Distribution shift, generalization and OOD challenge in offline reinforcement learning: a comprehensive survey

Offline Reinforcement Learning (RL) has emerged as a promising paradigm to overcome the limitations of conventional RL methods that depend on extensive and often unsafe online interactions with the environment. By learning policies exclusively from pre-collected datasets, Offline RL aligns with the growing emphasis on data efficiency and safety in machine learning. However, existing off-policy RL algorithms encounter substantial difficulties when trained purely on offline data, primarily due to distributional shift between the training dataset and the learned policy. This issue becomes more pronounced with high-dimensional function approximation, leading to degraded performance and poor generalization.

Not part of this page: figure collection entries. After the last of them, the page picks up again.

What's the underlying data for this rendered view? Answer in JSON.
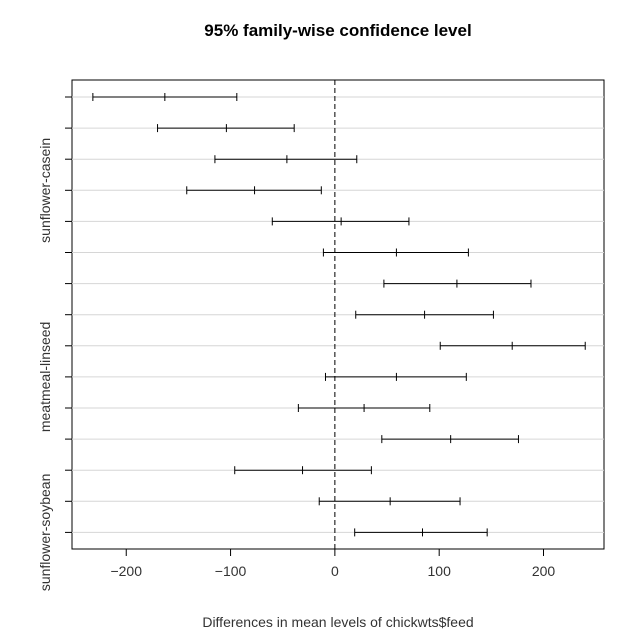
{
  "chart_data": {
    "type": "interval",
    "title": "95% family-wise confidence level",
    "xlabel": "Differences in mean levels of chickwts$feed",
    "xlim": [
      -252,
      258
    ],
    "xticks": [
      -200,
      -100,
      0,
      100,
      200
    ],
    "reference_line": 0,
    "y_tick_labels": [
      "",
      "",
      "",
      "",
      "",
      "",
      "",
      "",
      "",
      "",
      "",
      "",
      "",
      "",
      ""
    ],
    "y_labels_shown": [
      {
        "label": "sunflower-casein",
        "row": 3
      },
      {
        "label": "meatmeal-linseed",
        "row": 9
      },
      {
        "label": "sunflower-soybean",
        "row": 14
      }
    ],
    "intervals": [
      {
        "lwr": -232,
        "diff": -163,
        "upr": -94
      },
      {
        "lwr": -170,
        "diff": -104,
        "upr": -39
      },
      {
        "lwr": -115,
        "diff": -46,
        "upr": 21
      },
      {
        "lwr": -142,
        "diff": -77,
        "upr": -13
      },
      {
        "lwr": -60,
        "diff": 6,
        "upr": 71
      },
      {
        "lwr": -11,
        "diff": 59,
        "upr": 128
      },
      {
        "lwr": 47,
        "diff": 117,
        "upr": 188
      },
      {
        "lwr": 20,
        "diff": 86,
        "upr": 152
      },
      {
        "lwr": 101,
        "diff": 170,
        "upr": 240
      },
      {
        "lwr": -9,
        "diff": 59,
        "upr": 126
      },
      {
        "lwr": -35,
        "diff": 28,
        "upr": 91
      },
      {
        "lwr": 45,
        "diff": 111,
        "upr": 176
      },
      {
        "lwr": -96,
        "diff": -31,
        "upr": 35
      },
      {
        "lwr": -15,
        "diff": 53,
        "upr": 120
      },
      {
        "lwr": 19,
        "diff": 84,
        "upr": 146
      }
    ]
  }
}
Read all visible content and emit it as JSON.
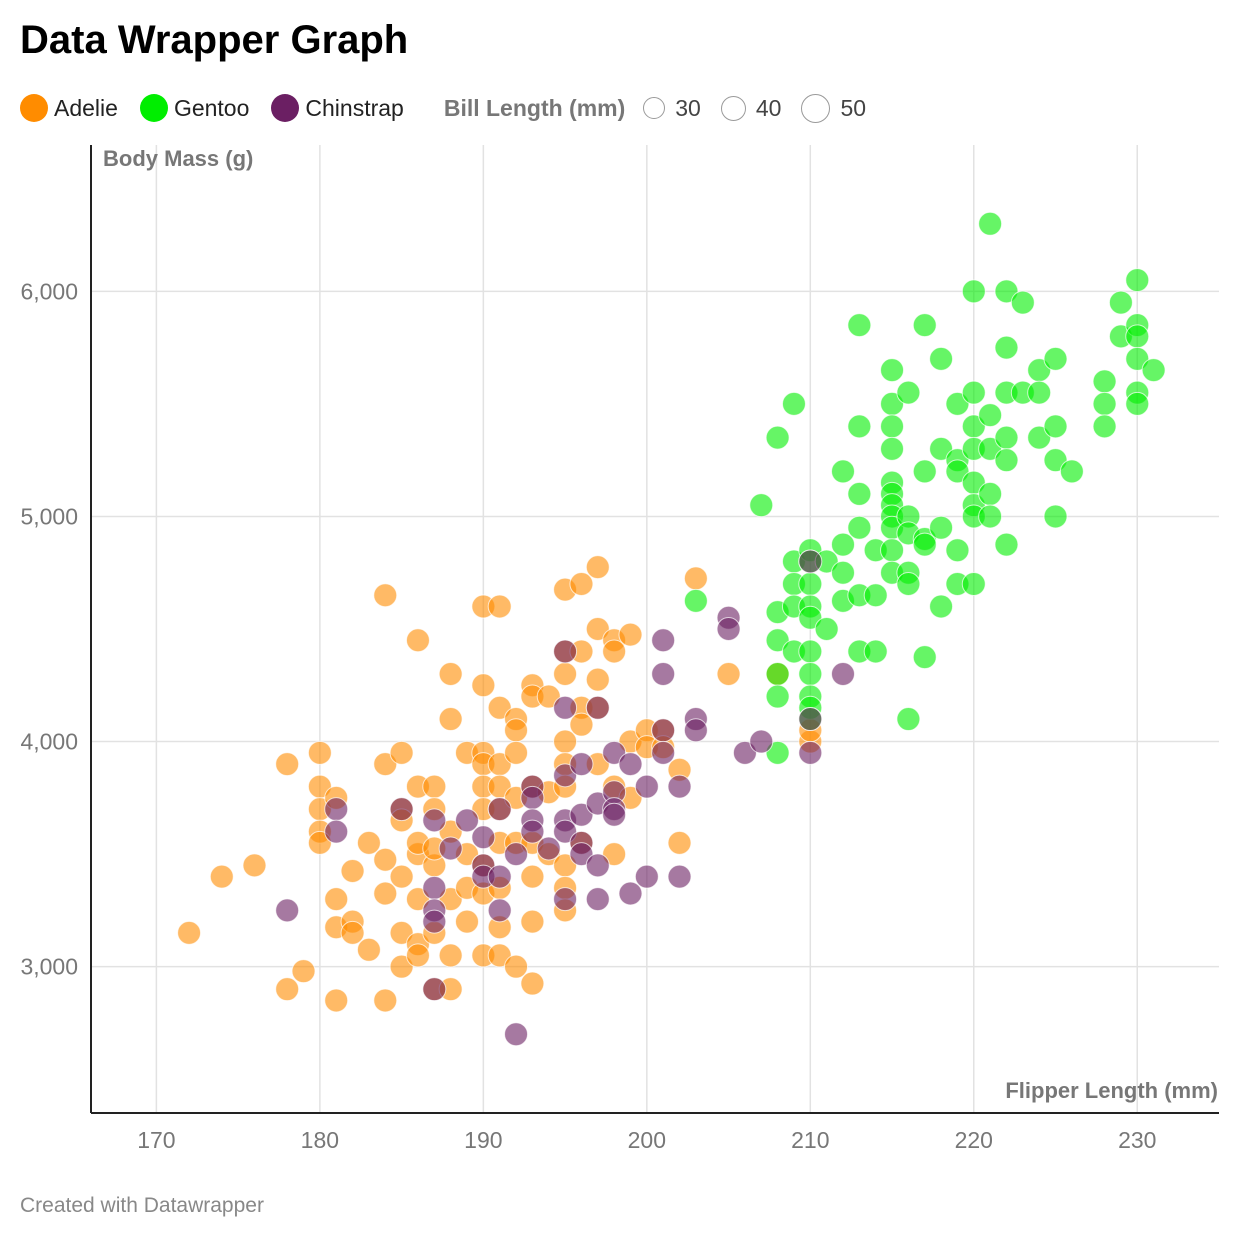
{
  "title": "Data Wrapper Graph",
  "footer": "Created with Datawrapper",
  "legend": {
    "species": [
      {
        "label": "Adelie",
        "color": "#ff8c00"
      },
      {
        "label": "Gentoo",
        "color": "#00ee00"
      },
      {
        "label": "Chinstrap",
        "color": "#6b1f63"
      }
    ],
    "size_title": "Bill Length (mm)",
    "sizes": [
      "30",
      "40",
      "50"
    ]
  },
  "chart_data": {
    "type": "scatter",
    "title": "Data Wrapper Graph",
    "xlabel": "Flipper Length (mm)",
    "ylabel": "Body Mass (g)",
    "xlim": [
      166,
      235
    ],
    "ylim": [
      2350,
      6650
    ],
    "x_ticks": [
      170,
      180,
      190,
      200,
      210,
      220,
      230
    ],
    "x_tick_labels": [
      "170",
      "180",
      "190",
      "200",
      "210",
      "220",
      "230"
    ],
    "y_ticks": [
      3000,
      4000,
      5000,
      6000
    ],
    "y_tick_labels": [
      "3,000",
      "4,000",
      "5,000",
      "6,000"
    ],
    "grid": true,
    "legend_position": "top-left",
    "series": [
      {
        "name": "Adelie",
        "color": "#ff8c00",
        "points": [
          [
            172,
            3150
          ],
          [
            174,
            3400
          ],
          [
            176,
            3450
          ],
          [
            178,
            3900
          ],
          [
            178,
            2900
          ],
          [
            179,
            2980
          ],
          [
            180,
            3950
          ],
          [
            180,
            3800
          ],
          [
            180,
            3700
          ],
          [
            180,
            3600
          ],
          [
            180,
            3550
          ],
          [
            181,
            3750
          ],
          [
            181,
            3300
          ],
          [
            181,
            3175
          ],
          [
            181,
            2850
          ],
          [
            182,
            3200
          ],
          [
            182,
            3150
          ],
          [
            182,
            3425
          ],
          [
            183,
            3550
          ],
          [
            183,
            3075
          ],
          [
            184,
            3900
          ],
          [
            184,
            3475
          ],
          [
            184,
            4650
          ],
          [
            184,
            3325
          ],
          [
            184,
            2850
          ],
          [
            185,
            3950
          ],
          [
            185,
            3700
          ],
          [
            185,
            3650
          ],
          [
            185,
            3400
          ],
          [
            185,
            3150
          ],
          [
            185,
            3000
          ],
          [
            186,
            3800
          ],
          [
            186,
            4450
          ],
          [
            186,
            3500
          ],
          [
            186,
            3550
          ],
          [
            186,
            3300
          ],
          [
            186,
            3100
          ],
          [
            186,
            3050
          ],
          [
            187,
            3800
          ],
          [
            187,
            3700
          ],
          [
            187,
            3450
          ],
          [
            187,
            3525
          ],
          [
            187,
            3150
          ],
          [
            187,
            2900
          ],
          [
            188,
            4300
          ],
          [
            188,
            4100
          ],
          [
            188,
            3600
          ],
          [
            188,
            3300
          ],
          [
            188,
            3050
          ],
          [
            188,
            2900
          ],
          [
            189,
            3950
          ],
          [
            189,
            3500
          ],
          [
            189,
            3350
          ],
          [
            189,
            3200
          ],
          [
            190,
            4600
          ],
          [
            190,
            4250
          ],
          [
            190,
            3950
          ],
          [
            190,
            3900
          ],
          [
            190,
            3800
          ],
          [
            190,
            3700
          ],
          [
            190,
            3450
          ],
          [
            190,
            3325
          ],
          [
            190,
            3050
          ],
          [
            191,
            4600
          ],
          [
            191,
            4150
          ],
          [
            191,
            3900
          ],
          [
            191,
            3800
          ],
          [
            191,
            3700
          ],
          [
            191,
            3550
          ],
          [
            191,
            3350
          ],
          [
            191,
            3175
          ],
          [
            191,
            3050
          ],
          [
            192,
            4100
          ],
          [
            192,
            4050
          ],
          [
            192,
            3950
          ],
          [
            192,
            3750
          ],
          [
            192,
            3550
          ],
          [
            192,
            3000
          ],
          [
            193,
            4250
          ],
          [
            193,
            4200
          ],
          [
            193,
            3800
          ],
          [
            193,
            3550
          ],
          [
            193,
            3400
          ],
          [
            193,
            3200
          ],
          [
            193,
            2925
          ],
          [
            194,
            4200
          ],
          [
            194,
            3775
          ],
          [
            194,
            3500
          ],
          [
            195,
            4675
          ],
          [
            195,
            4400
          ],
          [
            195,
            4300
          ],
          [
            195,
            4000
          ],
          [
            195,
            3900
          ],
          [
            195,
            3800
          ],
          [
            195,
            3450
          ],
          [
            195,
            3350
          ],
          [
            195,
            3250
          ],
          [
            196,
            4700
          ],
          [
            196,
            4400
          ],
          [
            196,
            4150
          ],
          [
            196,
            4075
          ],
          [
            196,
            3550
          ],
          [
            197,
            4775
          ],
          [
            197,
            4500
          ],
          [
            197,
            4275
          ],
          [
            197,
            4150
          ],
          [
            197,
            3900
          ],
          [
            198,
            4450
          ],
          [
            198,
            4400
          ],
          [
            198,
            3800
          ],
          [
            198,
            3500
          ],
          [
            199,
            4475
          ],
          [
            199,
            4000
          ],
          [
            199,
            3750
          ],
          [
            200,
            4050
          ],
          [
            200,
            3975
          ],
          [
            201,
            4050
          ],
          [
            201,
            3975
          ],
          [
            202,
            3875
          ],
          [
            202,
            3550
          ],
          [
            203,
            4725
          ],
          [
            205,
            4300
          ],
          [
            208,
            4300
          ],
          [
            210,
            4000
          ],
          [
            210,
            4050
          ]
        ]
      },
      {
        "name": "Gentoo",
        "color": "#00ee00",
        "points": [
          [
            203,
            4625
          ],
          [
            207,
            5050
          ],
          [
            208,
            4575
          ],
          [
            208,
            4450
          ],
          [
            208,
            4300
          ],
          [
            208,
            4200
          ],
          [
            208,
            5350
          ],
          [
            208,
            3950
          ],
          [
            209,
            5500
          ],
          [
            209,
            4800
          ],
          [
            209,
            4700
          ],
          [
            209,
            4600
          ],
          [
            209,
            4400
          ],
          [
            210,
            4850
          ],
          [
            210,
            4800
          ],
          [
            210,
            4700
          ],
          [
            210,
            4600
          ],
          [
            210,
            4550
          ],
          [
            210,
            4400
          ],
          [
            210,
            4300
          ],
          [
            210,
            4200
          ],
          [
            210,
            4150
          ],
          [
            210,
            4100
          ],
          [
            211,
            4800
          ],
          [
            211,
            4500
          ],
          [
            212,
            5200
          ],
          [
            212,
            4875
          ],
          [
            212,
            4750
          ],
          [
            212,
            4625
          ],
          [
            213,
            5850
          ],
          [
            213,
            5400
          ],
          [
            213,
            5100
          ],
          [
            213,
            4950
          ],
          [
            213,
            4650
          ],
          [
            213,
            4400
          ],
          [
            214,
            4850
          ],
          [
            214,
            4650
          ],
          [
            214,
            4400
          ],
          [
            215,
            5650
          ],
          [
            215,
            5500
          ],
          [
            215,
            5400
          ],
          [
            215,
            5300
          ],
          [
            215,
            5150
          ],
          [
            215,
            5100
          ],
          [
            215,
            5050
          ],
          [
            215,
            5000
          ],
          [
            215,
            4950
          ],
          [
            215,
            4850
          ],
          [
            215,
            4750
          ],
          [
            216,
            5550
          ],
          [
            216,
            5000
          ],
          [
            216,
            4925
          ],
          [
            216,
            4750
          ],
          [
            216,
            4700
          ],
          [
            216,
            4100
          ],
          [
            217,
            5850
          ],
          [
            217,
            5200
          ],
          [
            217,
            4900
          ],
          [
            217,
            4875
          ],
          [
            217,
            4375
          ],
          [
            218,
            5700
          ],
          [
            218,
            5300
          ],
          [
            218,
            4950
          ],
          [
            218,
            4600
          ],
          [
            219,
            5500
          ],
          [
            219,
            5250
          ],
          [
            219,
            5200
          ],
          [
            219,
            4850
          ],
          [
            219,
            4700
          ],
          [
            220,
            6000
          ],
          [
            220,
            5550
          ],
          [
            220,
            5400
          ],
          [
            220,
            5300
          ],
          [
            220,
            5150
          ],
          [
            220,
            5050
          ],
          [
            220,
            5000
          ],
          [
            220,
            4700
          ],
          [
            221,
            6300
          ],
          [
            221,
            5450
          ],
          [
            221,
            5300
          ],
          [
            221,
            5100
          ],
          [
            221,
            5000
          ],
          [
            222,
            6000
          ],
          [
            222,
            5750
          ],
          [
            222,
            5550
          ],
          [
            222,
            5350
          ],
          [
            222,
            5250
          ],
          [
            222,
            4875
          ],
          [
            223,
            5950
          ],
          [
            223,
            5550
          ],
          [
            224,
            5650
          ],
          [
            224,
            5550
          ],
          [
            224,
            5350
          ],
          [
            225,
            5700
          ],
          [
            225,
            5400
          ],
          [
            225,
            5250
          ],
          [
            225,
            5000
          ],
          [
            226,
            5200
          ],
          [
            228,
            5600
          ],
          [
            228,
            5500
          ],
          [
            228,
            5400
          ],
          [
            229,
            5950
          ],
          [
            229,
            5800
          ],
          [
            230,
            6050
          ],
          [
            230,
            5850
          ],
          [
            230,
            5800
          ],
          [
            230,
            5700
          ],
          [
            230,
            5550
          ],
          [
            230,
            5500
          ],
          [
            231,
            5650
          ]
        ]
      },
      {
        "name": "Chinstrap",
        "color": "#6b1f63",
        "points": [
          [
            178,
            3250
          ],
          [
            181,
            3700
          ],
          [
            181,
            3600
          ],
          [
            185,
            3700
          ],
          [
            187,
            3650
          ],
          [
            187,
            3350
          ],
          [
            187,
            3250
          ],
          [
            187,
            3200
          ],
          [
            187,
            2900
          ],
          [
            188,
            3525
          ],
          [
            189,
            3650
          ],
          [
            190,
            3575
          ],
          [
            190,
            3450
          ],
          [
            190,
            3400
          ],
          [
            191,
            3700
          ],
          [
            191,
            3400
          ],
          [
            191,
            3250
          ],
          [
            192,
            3500
          ],
          [
            192,
            2700
          ],
          [
            193,
            3800
          ],
          [
            193,
            3750
          ],
          [
            193,
            3650
          ],
          [
            193,
            3600
          ],
          [
            194,
            3525
          ],
          [
            195,
            4400
          ],
          [
            195,
            4150
          ],
          [
            195,
            3850
          ],
          [
            195,
            3650
          ],
          [
            195,
            3600
          ],
          [
            195,
            3300
          ],
          [
            196,
            3900
          ],
          [
            196,
            3675
          ],
          [
            196,
            3550
          ],
          [
            196,
            3500
          ],
          [
            197,
            4150
          ],
          [
            197,
            3725
          ],
          [
            197,
            3450
          ],
          [
            197,
            3300
          ],
          [
            198,
            3775
          ],
          [
            198,
            3700
          ],
          [
            198,
            3675
          ],
          [
            198,
            3950
          ],
          [
            199,
            3900
          ],
          [
            199,
            3325
          ],
          [
            200,
            3800
          ],
          [
            200,
            3400
          ],
          [
            201,
            4450
          ],
          [
            201,
            4300
          ],
          [
            201,
            4050
          ],
          [
            201,
            3950
          ],
          [
            202,
            3800
          ],
          [
            202,
            3400
          ],
          [
            203,
            4100
          ],
          [
            203,
            4050
          ],
          [
            205,
            4550
          ],
          [
            205,
            4500
          ],
          [
            206,
            3950
          ],
          [
            207,
            4000
          ],
          [
            210,
            4800
          ],
          [
            210,
            4100
          ],
          [
            210,
            3950
          ],
          [
            212,
            4300
          ]
        ]
      }
    ]
  }
}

This survey provides a comprehensive overview of recent advances in Offline RL, with a particular focus on the challenges of distribution shift, generalization, and out-of-distribution (OOD) actions. We review the evolution of this field, discuss data limitations, and analyze the historical and theoretical foundations of distributional shift in Offline RL. Furthermore, we categorize existing approaches into four major groups including Q-value restriction methods, uncertainty-based Q-restriction methods, policy constraint methods, and uncertainty-based policy constraint methods, highlighting their core principles and practical implications. We also summarize common benchmarks such as D4RL, discuss dataset enhancement strategies, and examine evaluation metrics and computational efficiency. Through this analysis, the survey offers a unified perspective on current solutions and identifies open challenges, providing valuable guidance for advancing robust, generalizable, and trustworthy Offline RL in domains such as robotics, healthcare, and autonomous systems.